Conclusions: By comparing this first study of the global transcriptional response of a fungus to willow with the response to straw, we have shown that the inducing lignocellulosic substrate has a marked effect upon the range of transcripts and enzymes expressed by A. niger. The use by industry of complex substrates such as wheat straw or willow could benefit efficient biofuel production.

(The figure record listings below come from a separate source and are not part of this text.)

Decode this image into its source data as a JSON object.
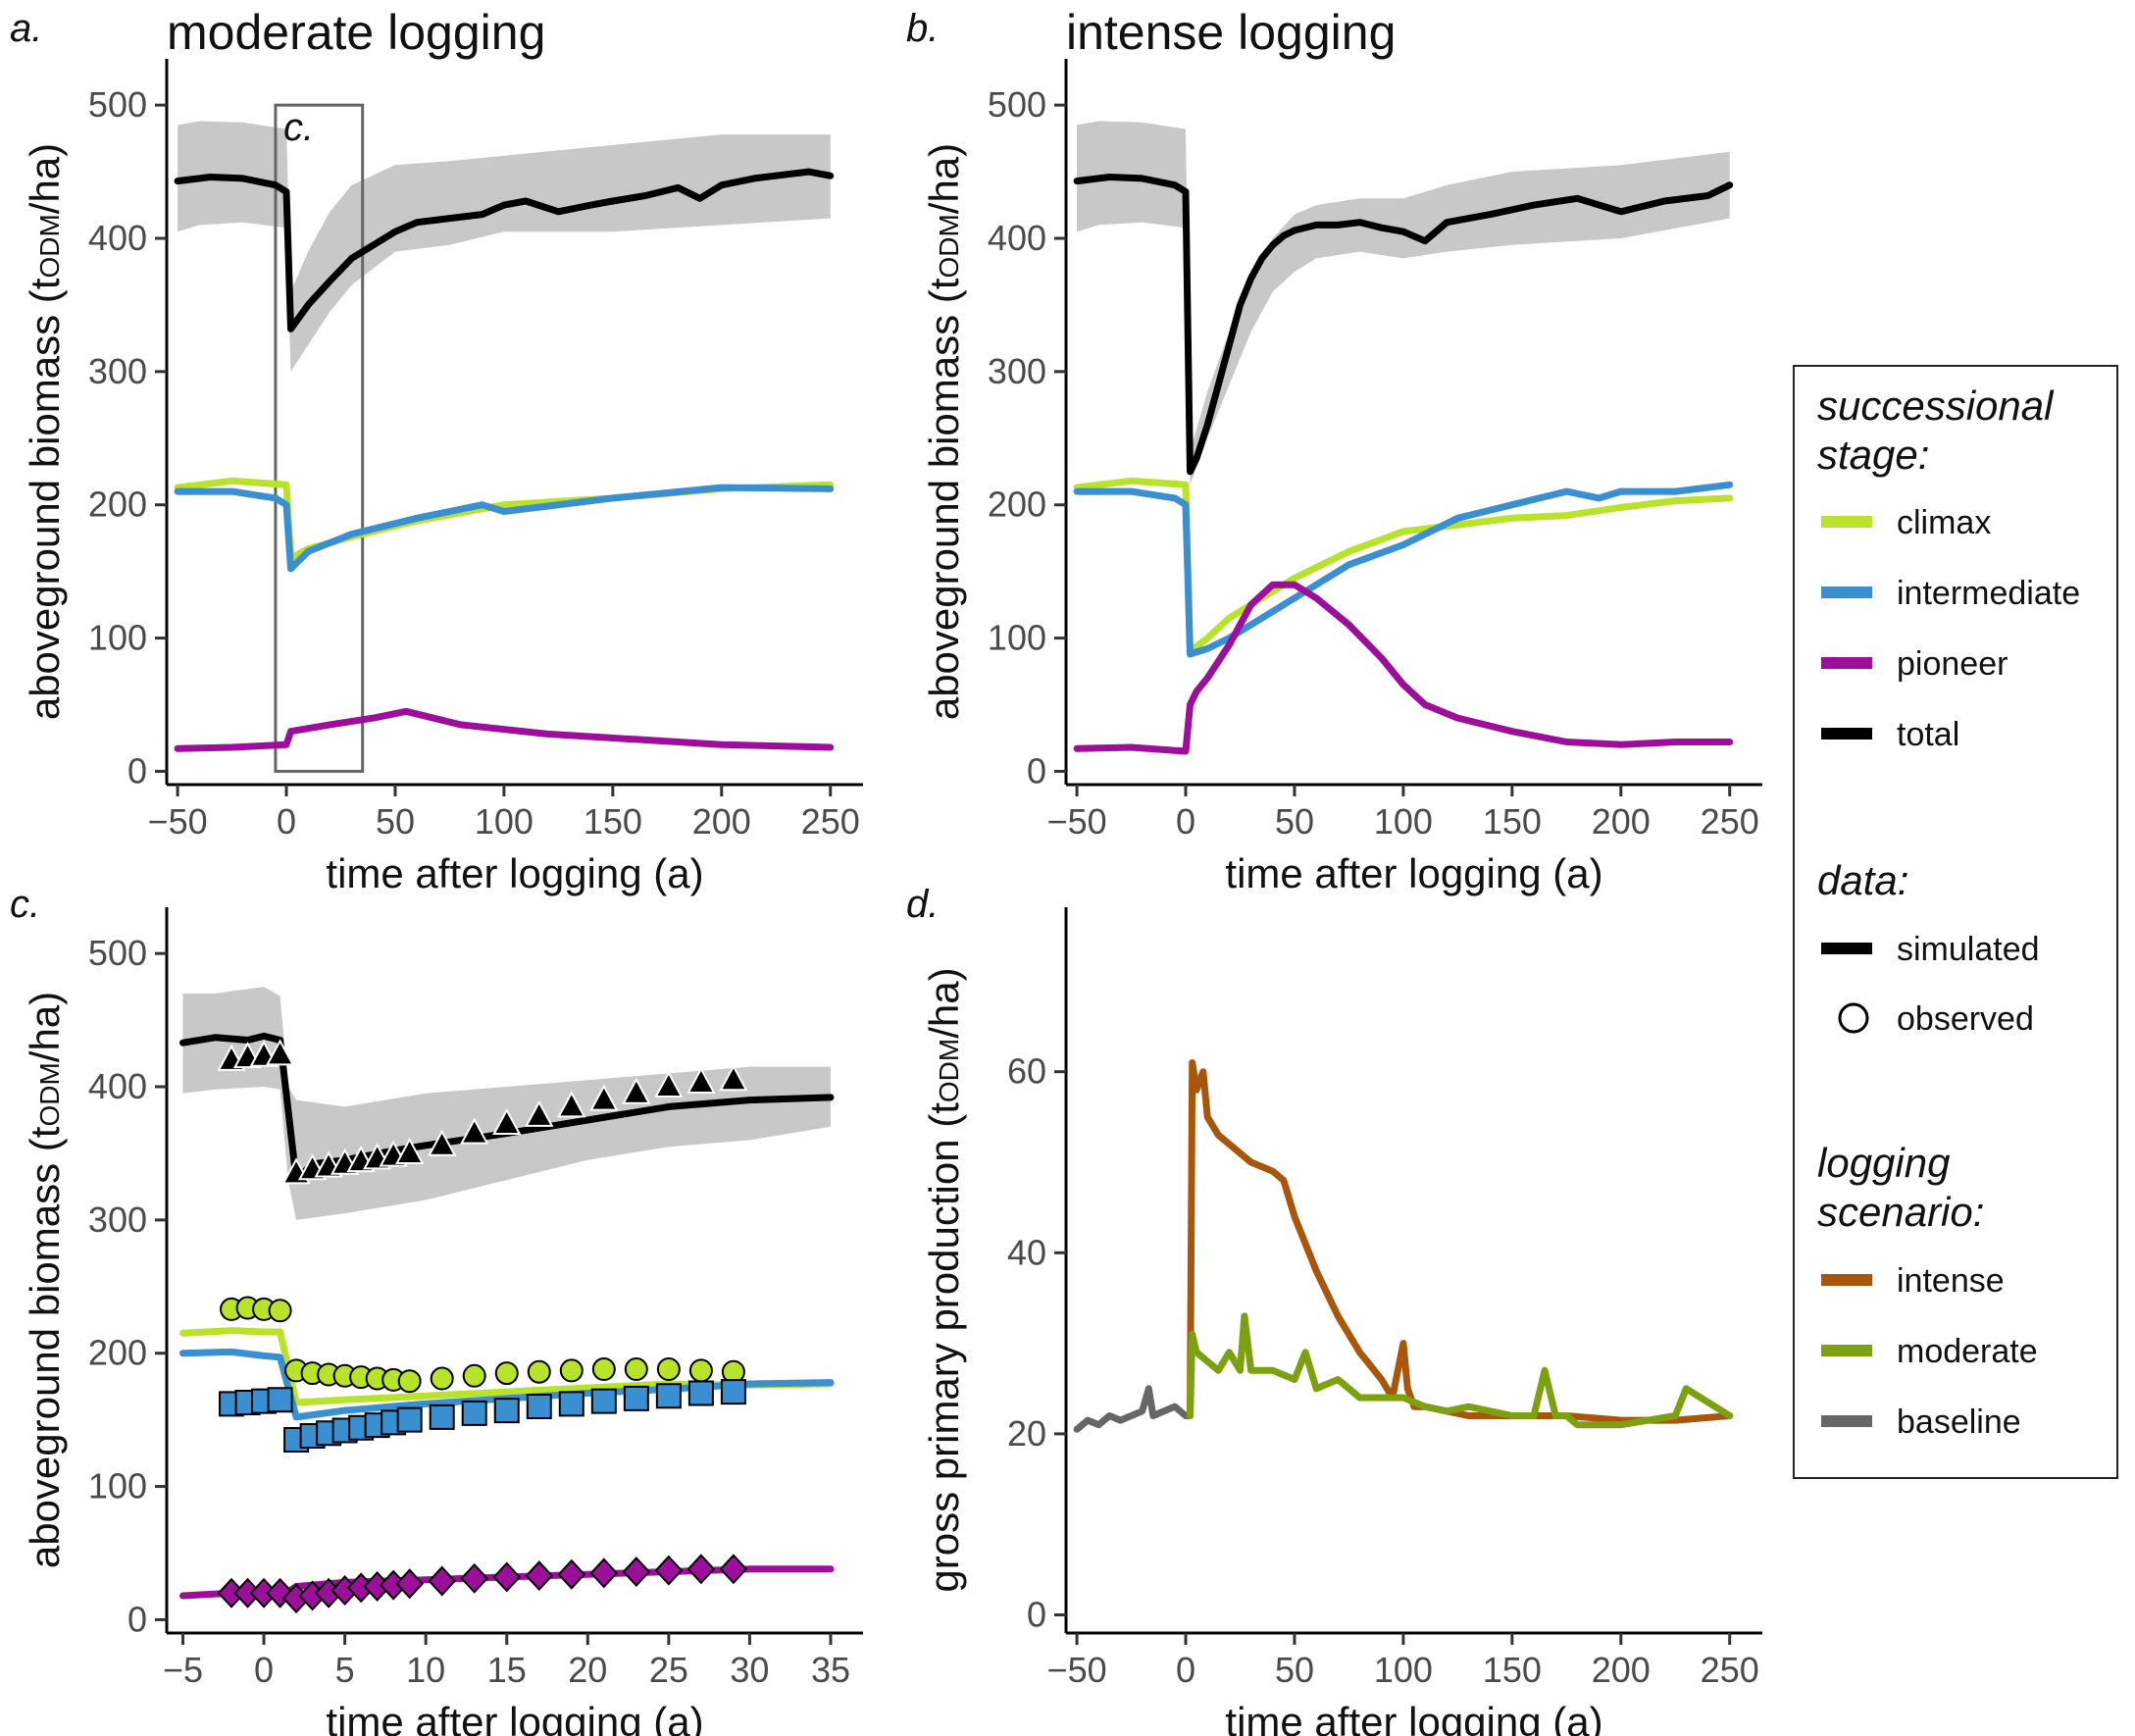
{
  "colors": {
    "climax": "#b9e22b",
    "intermediate": "#3a8fd1",
    "pioneer": "#9b0f9a",
    "total": "#000000",
    "band": "#c8c8c8",
    "intense": "#a8560b",
    "moderate": "#7da010",
    "baseline": "#666666"
  },
  "legend": {
    "stage_head_1": "successional",
    "stage_head_2": "stage:",
    "stage_items": [
      "climax",
      "intermediate",
      "pioneer",
      "total"
    ],
    "data_head": "data:",
    "data_items": [
      "simulated",
      "observed"
    ],
    "scenario_head_1": "logging",
    "scenario_head_2": "scenario:",
    "scenario_items": [
      "intense",
      "moderate",
      "baseline"
    ]
  },
  "chart_data": [
    {
      "id": "a",
      "letter": "a.",
      "type": "line",
      "title": "moderate logging",
      "xlabel": "time after logging (a)",
      "ylabel": "aboveground biomass (tODM/ha)",
      "xlim": [
        -55,
        265
      ],
      "ylim": [
        -10,
        520
      ],
      "xticks": [
        -50,
        0,
        50,
        100,
        150,
        200,
        250
      ],
      "xtick_labels": [
        "−50",
        "0",
        "50",
        "100",
        "150",
        "200",
        "250"
      ],
      "yticks": [
        0,
        100,
        200,
        300,
        400,
        500
      ],
      "inset_label": "c.",
      "inset_box": {
        "x": [
          -5,
          35
        ],
        "y": [
          0,
          500
        ]
      },
      "band": {
        "x": [
          -50,
          -40,
          -20,
          0,
          2,
          10,
          20,
          30,
          50,
          75,
          100,
          150,
          200,
          250
        ],
        "lower": [
          405,
          410,
          412,
          408,
          300,
          320,
          345,
          365,
          390,
          395,
          405,
          405,
          410,
          415
        ],
        "upper": [
          485,
          488,
          487,
          482,
          360,
          390,
          420,
          440,
          455,
          458,
          462,
          470,
          478,
          478
        ]
      },
      "series": [
        {
          "name": "climax",
          "x": [
            -50,
            -25,
            0,
            2,
            10,
            30,
            60,
            100,
            150,
            200,
            250
          ],
          "y": [
            213,
            218,
            215,
            160,
            167,
            176,
            188,
            200,
            205,
            212,
            215
          ]
        },
        {
          "name": "intermediate",
          "x": [
            -50,
            -25,
            -5,
            0,
            2,
            10,
            30,
            60,
            90,
            100,
            150,
            200,
            250
          ],
          "y": [
            210,
            210,
            205,
            200,
            152,
            165,
            178,
            190,
            200,
            195,
            205,
            213,
            212
          ]
        },
        {
          "name": "pioneer",
          "x": [
            -50,
            -25,
            0,
            2,
            20,
            40,
            55,
            80,
            120,
            160,
            200,
            250
          ],
          "y": [
            17,
            18,
            20,
            30,
            35,
            40,
            45,
            35,
            28,
            24,
            20,
            18
          ]
        },
        {
          "name": "total",
          "x": [
            -50,
            -35,
            -20,
            -5,
            0,
            2,
            10,
            20,
            30,
            40,
            50,
            60,
            75,
            90,
            100,
            110,
            125,
            140,
            150,
            165,
            180,
            190,
            200,
            215,
            230,
            240,
            250
          ],
          "y": [
            443,
            446,
            445,
            440,
            435,
            332,
            350,
            368,
            385,
            395,
            405,
            412,
            415,
            418,
            425,
            428,
            420,
            425,
            428,
            432,
            438,
            430,
            440,
            445,
            448,
            450,
            447
          ]
        }
      ]
    },
    {
      "id": "b",
      "letter": "b.",
      "type": "line",
      "title": "intense logging",
      "xlabel": "time after logging (a)",
      "ylabel": "aboveground biomass (tODM/ha)",
      "xlim": [
        -55,
        265
      ],
      "ylim": [
        -10,
        520
      ],
      "xticks": [
        -50,
        0,
        50,
        100,
        150,
        200,
        250
      ],
      "xtick_labels": [
        "−50",
        "0",
        "50",
        "100",
        "150",
        "200",
        "250"
      ],
      "yticks": [
        0,
        100,
        200,
        300,
        400,
        500
      ],
      "band": {
        "x": [
          -50,
          -40,
          -20,
          0,
          2,
          10,
          20,
          30,
          40,
          50,
          60,
          80,
          100,
          120,
          150,
          200,
          250
        ],
        "lower": [
          405,
          410,
          412,
          408,
          215,
          250,
          290,
          330,
          360,
          375,
          385,
          390,
          385,
          390,
          395,
          400,
          415
        ],
        "upper": [
          485,
          488,
          487,
          482,
          240,
          285,
          330,
          370,
          400,
          418,
          425,
          430,
          430,
          440,
          450,
          455,
          465
        ]
      },
      "series": [
        {
          "name": "climax",
          "x": [
            -50,
            -25,
            0,
            2,
            10,
            20,
            30,
            50,
            75,
            100,
            125,
            150,
            175,
            200,
            225,
            250
          ],
          "y": [
            213,
            218,
            215,
            90,
            100,
            115,
            125,
            145,
            165,
            180,
            185,
            190,
            192,
            198,
            203,
            205
          ]
        },
        {
          "name": "intermediate",
          "x": [
            -50,
            -25,
            -5,
            0,
            2,
            10,
            20,
            30,
            50,
            75,
            100,
            125,
            150,
            175,
            190,
            200,
            225,
            250
          ],
          "y": [
            210,
            210,
            205,
            200,
            88,
            92,
            100,
            110,
            130,
            155,
            170,
            190,
            200,
            210,
            205,
            210,
            210,
            215
          ]
        },
        {
          "name": "pioneer",
          "x": [
            -50,
            -25,
            0,
            2,
            5,
            10,
            20,
            30,
            40,
            50,
            60,
            75,
            90,
            100,
            110,
            125,
            150,
            175,
            200,
            225,
            250
          ],
          "y": [
            17,
            18,
            15,
            50,
            60,
            70,
            95,
            125,
            140,
            140,
            130,
            110,
            85,
            65,
            50,
            40,
            30,
            22,
            20,
            22,
            22
          ]
        },
        {
          "name": "total",
          "x": [
            -50,
            -35,
            -20,
            -5,
            0,
            2,
            5,
            10,
            15,
            20,
            25,
            30,
            35,
            40,
            45,
            50,
            60,
            70,
            80,
            90,
            100,
            110,
            120,
            140,
            160,
            180,
            200,
            220,
            240,
            250
          ],
          "y": [
            443,
            446,
            445,
            440,
            435,
            225,
            235,
            260,
            290,
            320,
            350,
            370,
            385,
            395,
            402,
            406,
            410,
            410,
            412,
            408,
            405,
            398,
            412,
            418,
            425,
            430,
            420,
            428,
            432,
            440
          ]
        }
      ]
    },
    {
      "id": "c",
      "letter": "c.",
      "type": "line",
      "title": "",
      "xlabel": "time after logging (a)",
      "ylabel": "aboveground biomass (tODM/ha)",
      "xlim": [
        -6,
        37
      ],
      "ylim": [
        -10,
        520
      ],
      "xticks": [
        -5,
        0,
        5,
        10,
        15,
        20,
        25,
        30,
        35
      ],
      "xtick_labels": [
        "−5",
        "0",
        "5",
        "10",
        "15",
        "20",
        "25",
        "30",
        "35"
      ],
      "yticks": [
        0,
        100,
        200,
        300,
        400,
        500
      ],
      "band": {
        "x": [
          -5,
          -3,
          0,
          1,
          1.5,
          2,
          5,
          10,
          15,
          20,
          25,
          30,
          35
        ],
        "lower": [
          395,
          398,
          400,
          398,
          330,
          300,
          305,
          315,
          330,
          345,
          355,
          360,
          370
        ],
        "upper": [
          470,
          470,
          475,
          468,
          400,
          390,
          385,
          395,
          400,
          405,
          410,
          415,
          415
        ]
      },
      "series": [
        {
          "name": "climax",
          "x": [
            -5,
            -2,
            0,
            1,
            2,
            5,
            10,
            15,
            20,
            25,
            30,
            35
          ],
          "y": [
            215,
            217,
            216,
            216,
            163,
            165,
            168,
            171,
            174,
            177,
            176,
            177
          ]
        },
        {
          "name": "intermediate",
          "x": [
            -5,
            -2,
            0,
            1,
            2,
            5,
            10,
            15,
            20,
            25,
            30,
            35
          ],
          "y": [
            200,
            201,
            198,
            197,
            152,
            157,
            162,
            166,
            170,
            173,
            177,
            178
          ]
        },
        {
          "name": "pioneer",
          "x": [
            -5,
            -2,
            0,
            1,
            2,
            5,
            10,
            15,
            20,
            25,
            30,
            35
          ],
          "y": [
            18,
            20,
            18,
            17,
            25,
            28,
            30,
            32,
            34,
            36,
            38,
            38
          ]
        },
        {
          "name": "total",
          "x": [
            -5,
            -3,
            -1,
            0,
            1,
            2,
            3,
            5,
            8,
            10,
            15,
            20,
            25,
            30,
            35
          ],
          "y": [
            433,
            437,
            435,
            438,
            435,
            330,
            342,
            345,
            352,
            356,
            365,
            375,
            385,
            390,
            392
          ]
        }
      ],
      "observed": [
        {
          "name": "climax",
          "marker": "circle",
          "x": [
            -2,
            -1,
            0,
            1,
            2,
            3,
            4,
            5,
            6,
            7,
            8,
            9,
            11,
            13,
            15,
            17,
            19,
            21,
            23,
            25,
            27,
            29
          ],
          "y": [
            233,
            234,
            233,
            232,
            187,
            185,
            184,
            183,
            182,
            181,
            180,
            179,
            181,
            183,
            185,
            186,
            187,
            188,
            188,
            188,
            187,
            186
          ]
        },
        {
          "name": "intermediate",
          "marker": "square",
          "x": [
            -2,
            -1,
            0,
            1,
            2,
            3,
            4,
            5,
            6,
            7,
            8,
            9,
            11,
            13,
            15,
            17,
            19,
            21,
            23,
            25,
            27,
            29
          ],
          "y": [
            162,
            163,
            164,
            165,
            135,
            138,
            140,
            142,
            144,
            146,
            148,
            150,
            152,
            155,
            157,
            160,
            162,
            164,
            166,
            168,
            170,
            171
          ]
        },
        {
          "name": "pioneer",
          "marker": "diamond",
          "x": [
            -2,
            -1,
            0,
            1,
            2,
            3,
            4,
            5,
            6,
            7,
            8,
            9,
            11,
            13,
            15,
            17,
            19,
            21,
            23,
            25,
            27,
            29
          ],
          "y": [
            20,
            20,
            20,
            20,
            16,
            18,
            20,
            22,
            24,
            25,
            26,
            27,
            29,
            31,
            32,
            33,
            34,
            35,
            36,
            37,
            38,
            38
          ]
        },
        {
          "name": "total",
          "marker": "triangle",
          "x": [
            -2,
            -1,
            0,
            1,
            2,
            3,
            4,
            5,
            6,
            7,
            8,
            9,
            11,
            13,
            15,
            17,
            19,
            21,
            23,
            25,
            27,
            29
          ],
          "y": [
            420,
            422,
            423,
            424,
            335,
            338,
            340,
            342,
            344,
            346,
            348,
            350,
            356,
            365,
            372,
            378,
            385,
            390,
            395,
            400,
            403,
            405
          ]
        }
      ]
    },
    {
      "id": "d",
      "letter": "d.",
      "type": "line",
      "title": "",
      "xlabel": "time after logging (a)",
      "ylabel": "gross primary production (tODM/ha)",
      "xlim": [
        -55,
        265
      ],
      "ylim": [
        -2,
        76
      ],
      "xticks": [
        -50,
        0,
        50,
        100,
        150,
        200,
        250
      ],
      "xtick_labels": [
        "−50",
        "0",
        "50",
        "100",
        "150",
        "200",
        "250"
      ],
      "yticks": [
        0,
        20,
        40,
        60
      ],
      "series": [
        {
          "name": "baseline",
          "x": [
            -50,
            -45,
            -40,
            -35,
            -30,
            -25,
            -20,
            -17,
            -15,
            -10,
            -5,
            0,
            2
          ],
          "y": [
            20.5,
            21.5,
            21,
            22,
            21.5,
            22,
            22.5,
            25,
            22,
            22.5,
            23,
            22,
            22
          ]
        },
        {
          "name": "intense",
          "x": [
            2,
            3,
            5,
            8,
            10,
            15,
            20,
            30,
            40,
            45,
            50,
            60,
            70,
            80,
            90,
            95,
            100,
            102,
            105,
            110,
            120,
            130,
            150,
            175,
            200,
            225,
            250
          ],
          "y": [
            22,
            61,
            58,
            60,
            55,
            53,
            52,
            50,
            49,
            48,
            44,
            38,
            33,
            29,
            26,
            24,
            30,
            25,
            23,
            23,
            22.5,
            22,
            22,
            22,
            21.5,
            21.5,
            22
          ]
        },
        {
          "name": "moderate",
          "x": [
            2,
            3,
            5,
            10,
            15,
            20,
            25,
            27,
            30,
            40,
            50,
            55,
            60,
            70,
            80,
            90,
            100,
            110,
            120,
            130,
            140,
            150,
            160,
            165,
            170,
            175,
            180,
            200,
            225,
            230,
            250
          ],
          "y": [
            22,
            31,
            29,
            28,
            27,
            29,
            27,
            33,
            27,
            27,
            26,
            29,
            25,
            26,
            24,
            24,
            24,
            23,
            22.5,
            23,
            22.5,
            22,
            22,
            27,
            22,
            22,
            21,
            21,
            22,
            25,
            22
          ]
        }
      ]
    }
  ]
}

Keywords: Aspergillus; Biofuels; RNA-seq; Transcriptome; Wheat straw; Willow.

Figure 1

Percentage of transcripts belonging to (A) CAZy families and (B) particular enzyme activities. Expression levels were measured following 24 h of culturing A. niger in media containing ball-milled willow as the only carbon source. CAZy families representing more than 2% of total CAZy expression are indicated. The percentage values are the RPKM values for (A) particular CAZy families expressed as a proportion of the total RPKM value of all the families in the GH, CE, PL and AA classes or (B) particular enzyme activities expressed as a proportion of the total RPKM value of all the activities analysed. Classifications for CAZy are according to CAZy.org. Genes were assigned to particular enzyme activities as described in the Methods section and Additional file 7.

Figure 2

Expression per (A) CAZy family and (B) selected enzyme activities as a percentage of total gene expression. For (A), only those families with total RPKM values of 100 or more upon at least one of the substrates are shown. Gene expression was measured following 24 h culturing of A. niger in the presence of willow or wheat straw as the only carbon source. The families and activities are presented in order of decreasing expression from the willow cultures. The error bars represent standard error. Genes were assigned to particular enzyme activities as described in Methods section and Additional file 7. A ‘*’ symbol is used to indicate whether the differences between willow and straw cultures were statistically significant (unequal variances t-test, p <0.05).

Figure 3

Specific activity towards para -nitrophenyl (pNP) substrates from supernatants from A. niger cultured with either wheat straw or willow. A ‘*’ symbol is used to indicate whether the differences between willow and straw cultures were statistically significant (Student’s t-test, p < 0.05). Abbreviations are: pNP-β-cel: 4-Nitrophenyl-β-D-cellobioside; pNP-α-ara: 4-Nitrophenyl-α-L-arabinofuranoside; pNP-β-glu; 4-Nitrophenyl-β-D-glucopyranoside and pNP-β-xyl: 4-Nitrophenyl-β-D-xylopyranoside. The error bars represent standard errors.

Figure 4

Saccharification of lignocellulosic substrates by supernatants (S/Ns) from A. niger cultured with either wheat straw or willow. An equal amount of protein from concentrated S/Ns from A. niger cultured with either straw or willow was used to saccharify straw or willow substrates. The glucose and reducing end group equivalents were quantified with the GODPOD and DNS assays respectively. The glucose or reducing end groups released by equal amounts of protein from the different culture S/Ns in a 24 h period are expressed per mg of the lignocellulosic substrate in the saccharification assay. The results are the mean of assays from S/Ns from 3 independent cultures with either lignocellulosic substrate and the error bars represent standard errors.